Dernièrement, alors qu’il prenait la parole devant la Chambre de commerce de Montréal, quelques militantes et des militants qui s’étaient introduits dans l’assemblée, ont chahuté le premier ministre Couillard en criant « Arrêtons Couillard! ». Ce dernier, chaudement applaudi par l’auditoire composé de gens d’affaires, a répliqué fermement : « Non! Je ne m’arrêterai pas.» La scène rappelait l’arrogant Jean Charest qui voulait envoyer les étudiantes et étudiants « dans le Nord ».

Il faudra donc bien plus que des pourparlers, des discours et des manifestations pour convaincre le gouvernement libéral de changer de cap. L’enjeu pour la bourgeoisie au Québec est fondamental et le gouvernement savait d’emblée que ses politiques susciteraient beaucoup de résistance et de désapprobation. Le gouvernement sera donc un adversaire extrêmement déterminé, comme le fut le gouvernement Charest avant lui contre le mouvement étudiant. Mais à la différence de Charest, Couillard n’est pas menacé par de prochaines élections.

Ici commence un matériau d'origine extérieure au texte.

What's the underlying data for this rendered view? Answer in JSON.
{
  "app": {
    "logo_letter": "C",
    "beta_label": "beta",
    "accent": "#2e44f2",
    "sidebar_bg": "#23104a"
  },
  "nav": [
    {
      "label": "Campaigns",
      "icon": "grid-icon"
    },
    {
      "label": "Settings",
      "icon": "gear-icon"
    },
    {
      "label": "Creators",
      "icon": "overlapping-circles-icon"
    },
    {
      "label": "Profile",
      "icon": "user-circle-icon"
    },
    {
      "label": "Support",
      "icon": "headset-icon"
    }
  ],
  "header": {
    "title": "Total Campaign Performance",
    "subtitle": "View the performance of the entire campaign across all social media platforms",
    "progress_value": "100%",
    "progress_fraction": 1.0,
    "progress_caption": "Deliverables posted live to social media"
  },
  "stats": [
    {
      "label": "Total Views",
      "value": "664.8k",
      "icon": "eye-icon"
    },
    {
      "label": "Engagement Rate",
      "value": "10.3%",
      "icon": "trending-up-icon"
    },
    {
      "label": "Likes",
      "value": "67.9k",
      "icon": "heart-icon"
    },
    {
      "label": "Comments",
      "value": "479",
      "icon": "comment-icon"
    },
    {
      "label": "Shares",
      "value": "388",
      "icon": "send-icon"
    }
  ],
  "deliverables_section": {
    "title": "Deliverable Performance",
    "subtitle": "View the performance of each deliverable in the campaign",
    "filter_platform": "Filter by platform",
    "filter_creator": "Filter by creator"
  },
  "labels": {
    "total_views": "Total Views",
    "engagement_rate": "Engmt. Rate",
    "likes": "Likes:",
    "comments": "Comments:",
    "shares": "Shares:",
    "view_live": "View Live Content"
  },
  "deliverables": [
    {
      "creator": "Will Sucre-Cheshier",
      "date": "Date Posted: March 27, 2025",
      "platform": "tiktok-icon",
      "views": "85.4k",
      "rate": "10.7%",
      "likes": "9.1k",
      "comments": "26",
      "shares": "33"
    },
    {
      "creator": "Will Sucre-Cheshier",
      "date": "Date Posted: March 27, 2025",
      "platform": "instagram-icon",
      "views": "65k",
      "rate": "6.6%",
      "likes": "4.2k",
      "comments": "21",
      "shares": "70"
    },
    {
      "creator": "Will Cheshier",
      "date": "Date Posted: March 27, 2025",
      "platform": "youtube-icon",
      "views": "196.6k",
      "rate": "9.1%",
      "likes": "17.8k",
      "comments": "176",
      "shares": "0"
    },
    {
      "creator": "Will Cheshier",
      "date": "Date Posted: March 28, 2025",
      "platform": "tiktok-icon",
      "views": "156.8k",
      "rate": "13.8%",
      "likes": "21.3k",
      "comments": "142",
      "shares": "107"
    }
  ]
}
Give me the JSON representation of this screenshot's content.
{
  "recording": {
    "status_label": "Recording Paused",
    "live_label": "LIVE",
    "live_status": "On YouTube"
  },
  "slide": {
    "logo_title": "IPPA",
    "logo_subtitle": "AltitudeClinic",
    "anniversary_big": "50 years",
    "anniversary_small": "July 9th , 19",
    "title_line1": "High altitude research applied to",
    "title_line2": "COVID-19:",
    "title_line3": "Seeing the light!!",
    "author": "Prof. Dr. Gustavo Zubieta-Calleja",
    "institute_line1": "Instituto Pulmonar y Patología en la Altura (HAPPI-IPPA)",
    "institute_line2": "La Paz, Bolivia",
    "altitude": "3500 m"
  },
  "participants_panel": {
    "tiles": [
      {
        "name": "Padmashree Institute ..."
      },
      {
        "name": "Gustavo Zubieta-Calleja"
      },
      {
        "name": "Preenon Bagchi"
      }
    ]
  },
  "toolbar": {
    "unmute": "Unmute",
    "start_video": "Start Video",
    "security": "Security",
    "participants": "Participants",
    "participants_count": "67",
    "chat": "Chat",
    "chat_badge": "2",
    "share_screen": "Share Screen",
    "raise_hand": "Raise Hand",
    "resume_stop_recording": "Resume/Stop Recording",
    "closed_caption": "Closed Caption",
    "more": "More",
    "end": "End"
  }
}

Il y a donc peu de chance que l’issue de la lutte repose sur une éventuelle défaite électorale du gouvernement. Seule une mobilisation encore plus déterminée pourra forcer la bourgeoisie et son gouvernement à consentir à des compromis. Les négociations du secteur public sont dans ce contexte d’une importance stratégique car elles peuvent être au cœur de la riposte et d’un mouvement de grève générale et sociale.